Il n'y a pas vraiment de déchets rédhibitoires. Néanmoins, l'album comporte des faiblesses évidentes à mes yeux. La redondance de ses propos pour commencer. Alors oui, c'est souvent systèmatique avec Booba mais cette fois, la richesse du vocabulaire laisse parfois à désirer, même si ses fulgurances au micro atténueront toujours ses maladresses. Ensuite, je regrette le peu d'apport des invités qui ne se démarquent pas, particulièrement la connection avec Siboy qui était attendue comme l'ouverture du premier Burger King. Je ne m'étalerais pas sur l'utilisation de l'autotune, encore trop présente pour moi, bien que parfois très utile. Pour finir avec les défauts, je souhaite revenir sur les deux derniers titres de l'album, Habibi et 4G dont les instrumentales ont déjà été utilisées sur des projets américains de haut standing. Même si celle de 4G a été nettement modifiée et bien qu'elles soient toutes deux de qualité, j'ai trouvé très suprenant que Booba n'ait pas été au courant ou qu'il n'ait pas décidé de les changer après coup. Cela donne un peu une impression de «je pose sur des faces B», pratique habituellement réservée aux mixtapes. Le point le plus inexplicable étant que pour les deux cas, les producteurs crédités ne soient pas les mêmes.

Les fans de l'artiste apprécieront le projet sans sourciller. Ceux qui en avaient marre de l'entendre chanter(comme moi) pourront trouver leur bonheur dans d'autres partitions entièrement rappées. Quant à ceux qui attendent toujours qu'il revienne aux sources sur des notes de piano de Fred Dudouet, ils peuvent tracer leur route.

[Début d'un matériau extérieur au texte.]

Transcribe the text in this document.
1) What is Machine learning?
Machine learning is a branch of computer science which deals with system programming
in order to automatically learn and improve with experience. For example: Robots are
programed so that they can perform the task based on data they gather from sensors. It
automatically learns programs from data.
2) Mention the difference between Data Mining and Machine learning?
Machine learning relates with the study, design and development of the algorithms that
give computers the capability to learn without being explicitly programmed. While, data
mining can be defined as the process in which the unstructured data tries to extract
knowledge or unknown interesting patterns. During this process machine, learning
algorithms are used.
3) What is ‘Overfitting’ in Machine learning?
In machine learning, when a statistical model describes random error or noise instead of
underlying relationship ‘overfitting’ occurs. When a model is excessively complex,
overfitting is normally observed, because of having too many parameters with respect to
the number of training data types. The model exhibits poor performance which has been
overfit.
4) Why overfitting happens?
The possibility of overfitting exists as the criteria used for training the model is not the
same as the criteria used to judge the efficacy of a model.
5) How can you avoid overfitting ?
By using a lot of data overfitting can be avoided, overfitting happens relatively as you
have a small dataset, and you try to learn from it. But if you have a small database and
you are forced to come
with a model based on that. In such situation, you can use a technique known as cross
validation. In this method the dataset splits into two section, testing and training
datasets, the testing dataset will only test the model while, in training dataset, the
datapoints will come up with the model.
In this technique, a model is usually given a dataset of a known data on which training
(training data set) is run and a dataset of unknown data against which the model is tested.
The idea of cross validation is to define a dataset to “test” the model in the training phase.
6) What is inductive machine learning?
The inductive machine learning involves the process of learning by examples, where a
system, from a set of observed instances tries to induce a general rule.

Booba a bel et bien tourné cette page depuis des années.

Avec beaucoup de morceaux très scéniques, nul doute en tous cas qu'il pourra interpréter cet album dès demain lors de son deuxième Bercy avant de célébrer dès la semaine pochaine ses ventes, qui seront très certainement supérieures à son grand rival de toujours.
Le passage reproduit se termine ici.